L’inscription du Guruna au patrimoine culturel immatériel de l’Unesco, loin de faire consensus, a ravivé des débats identitaires parfois virulents. Face aux polémiques, les notables coutumiers Massa, appuyés par les Ba’aré, Massa d’expression Toupouri, rappellent une réalité historique complexe mais claire: le Guruna est d’essence Massa, et les Ba’aré en sont les gardiens et pères fondateurs dans l’aire culturelle Toupouri. Un appel solennel à sortir des querelles et à réconcilier culture et vérité.

La reconnaissance du Guruna par l’Unesco aurait dû être un moment d’unité et de fierté collective. Pourtant, des prises de position publiques et des controverses juridiques alimentent la confusion autour de l’identité culturelle de cette danse. Au cœur du débat, le rôle des Ba’aré, parfois instrumentalisé, parfois déformé. Les notables coutumiers ont décidé de parler. «Nous sommes Ba’aré, nous parlons le Toupouri, mais nous sommes culturellement Massa», affirme Albert Djackissam, haut cadre au ministère de la Jeunesse et de l’Education Civique, élite Ba’aré du Mayo-Danay. «Notre histoire, nos rites et nos cadres coutumiers s’inscrivent dans l’aire culturelle Massa. Cela ne s’oppose pas à notre rôle central dans la culture Toupouri».
Les notables sont unanimes sur un point: les Ba’aré sont reconnus comme les gardiens de la tradition et de la culture Toupouri. Leur rôle dans la préservation, la transmission et la structuration de cet héritage est essentiel. «Chez les Toupouri, quand on parle de culture, on parle des Ba’aré», rappelle Djakissam. «Ce sont eux qui ont porté, codifié et transmis les savoirs». Le Guruna occupe une place centrale dans cette histoire. Aujourd’hui, il est une composante majeure de la culture Toupouri, célébrée lors des grandes cérémonies, des fêtes communautaires et des rites sociaux. «La danse Guruna est aussi un symbole fort de l’identité culturelle toupouri», explique Djackissam. «Et les Ba’aré en sont les pères fondateurs reconnus». Cette reconnaissance, loin de contredire l’ancrage Massa du Guruna, en révèle la profondeur. «La culture n’est pas une ligne droite», analyse le Docteur Castro Senna, expert du patrimoine. «Elle est faite de circulations, de filiations et de responsabilités partagées. Les Ba’aré incarnent ce lien vivant entre l’univers Toupouri et l’aire culturelle Massa».
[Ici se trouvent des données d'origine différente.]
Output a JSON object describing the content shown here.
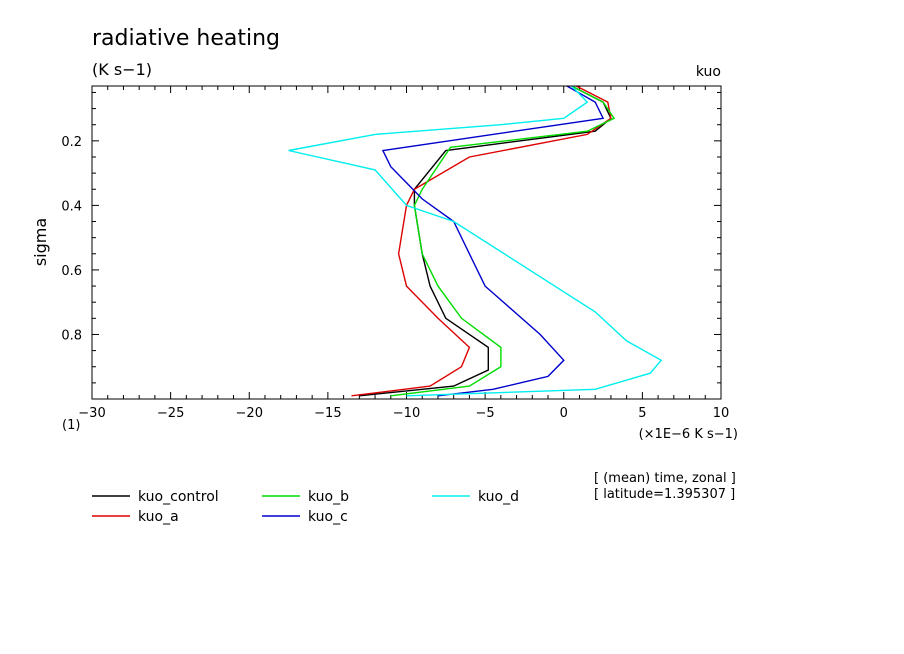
{
  "chart_data": {
    "type": "line",
    "title": "radiative heating",
    "units": "(K s−1)",
    "corner_label": "kuo",
    "xlabel": "(×1E−6 K s−1)",
    "ylabel": "sigma",
    "corner_index": "(1)",
    "xlim": [
      -30,
      10
    ],
    "ylim": [
      1.0,
      0.03
    ],
    "xticks": [
      -30,
      -25,
      -20,
      -15,
      -10,
      -5,
      0,
      5,
      10
    ],
    "xtick_labels": [
      "−30",
      "−25",
      "−20",
      "−15",
      "−10",
      "−5",
      "0",
      "5",
      "10"
    ],
    "yticks": [
      0.2,
      0.4,
      0.6,
      0.8
    ],
    "ytick_labels": [
      "0.2",
      "0.4",
      "0.6",
      "0.8"
    ],
    "info": [
      "[ (mean) time, zonal ]",
      "[ latitude=1.395307 ]"
    ],
    "series": [
      {
        "name": "kuo_control",
        "color": "#000000",
        "x": [
          0.5,
          2.5,
          3.0,
          2.0,
          -7.5,
          -9.5,
          -9.5,
          -9.0,
          -8.5,
          -7.5,
          -4.8,
          -4.8,
          -7.0,
          -13.0
        ],
        "sigma": [
          0.03,
          0.08,
          0.13,
          0.17,
          0.23,
          0.35,
          0.4,
          0.55,
          0.65,
          0.75,
          0.84,
          0.91,
          0.96,
          0.99
        ]
      },
      {
        "name": "kuo_a",
        "color": "#dd0000",
        "x": [
          0.8,
          2.8,
          3.0,
          1.5,
          -6.0,
          -9.5,
          -10.0,
          -10.5,
          -10.0,
          -8.0,
          -6.0,
          -6.5,
          -8.5,
          -13.5
        ],
        "sigma": [
          0.03,
          0.08,
          0.13,
          0.18,
          0.25,
          0.35,
          0.4,
          0.55,
          0.65,
          0.75,
          0.84,
          0.9,
          0.96,
          0.99
        ]
      },
      {
        "name": "kuo_b",
        "color": "#00dd00",
        "x": [
          0.5,
          2.5,
          3.2,
          1.5,
          -7.2,
          -9.0,
          -9.5,
          -9.0,
          -8.0,
          -6.5,
          -4.0,
          -4.0,
          -6.0,
          -11.0
        ],
        "sigma": [
          0.03,
          0.08,
          0.13,
          0.17,
          0.22,
          0.35,
          0.4,
          0.55,
          0.65,
          0.75,
          0.84,
          0.9,
          0.96,
          0.99
        ]
      },
      {
        "name": "kuo_c",
        "color": "#0000cc",
        "x": [
          0.2,
          2.0,
          2.5,
          -11.5,
          -11.0,
          -10.0,
          -9.0,
          -7.0,
          -5.0,
          -1.5,
          0.0,
          -1.0,
          -4.5,
          -8.0
        ],
        "sigma": [
          0.03,
          0.08,
          0.13,
          0.23,
          0.28,
          0.33,
          0.38,
          0.45,
          0.65,
          0.8,
          0.88,
          0.93,
          0.97,
          0.99
        ]
      },
      {
        "name": "kuo_d",
        "color": "#00eeee",
        "x": [
          0.5,
          1.5,
          0.0,
          -4.0,
          -12.0,
          -17.5,
          -12.0,
          -10.0,
          -7.0,
          2.0,
          4.0,
          6.2,
          5.5,
          2.0,
          -10.0
        ],
        "sigma": [
          0.03,
          0.08,
          0.13,
          0.15,
          0.18,
          0.23,
          0.29,
          0.4,
          0.45,
          0.73,
          0.82,
          0.88,
          0.92,
          0.97,
          0.99
        ]
      }
    ]
  }
}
Oui à la vérité culturelle
C’est précisément cette complexité que les notables refusent de voir simplifiée ou instrumentalisée. «Transformer le Guruna en objet de bataille juridique est une erreur», tranche Gassibassou Hélène, promotrice culturelle à Maroua. «La culture ne se tranche pas par des communiqués agressifs ou des polémiques sur les réseaux sociaux». Les Ba’aré se désolidarisent clairement des agitations actuelles portées par certains acteurs se réclamant du droit. «Ces initiatives n’engagent ni notre communauté, ni nos autorités traditionnelles», précise Uni Madura, promoteur culturel basé à Yaoundé. «Nous choisissons la paix sociale et la cohésion». Les faits, rappelle-t-il, parlent d’eux-mêmes. Le 12 décembre 2026 à N’Djamena, les représentants des Ba’aré du Cameroun et du Tchad ont été officiellement reçus par la présidence de la Supervision générale du TOKNA Massana 2025, en tant que composante à part entière de la communauté massa. «C’est une reconnaissance claire et publique», souligne Djackissam.
Le message des notables est limpide: oui à la valorisation du patrimoine et à la reconnaissance internationale, mais non aux querelles inutiles et à l’instrumentalisation identitaire. «Le Guruna n’appartient pas à une stratégie, encore moins à une polémique», conclut Kouga Romain, doctorant en science politique. «Il appartient à une mémoire, à des peuples et à une histoire partagée». Et de rappeler cette maxime désormais reprise par de nombreux chefs traditionnels: «La culture élève quand elle rassemble. Elle s’abaisse quand elle divise». Dans un contexte où les identités sont souvent mises à rude épreuve, les Massa et les Ba’aré rappellent que la culture, lorsqu’elle est respectée, reste avant tout un pont entre les générations et les communautés, jamais une arme contre l’autre.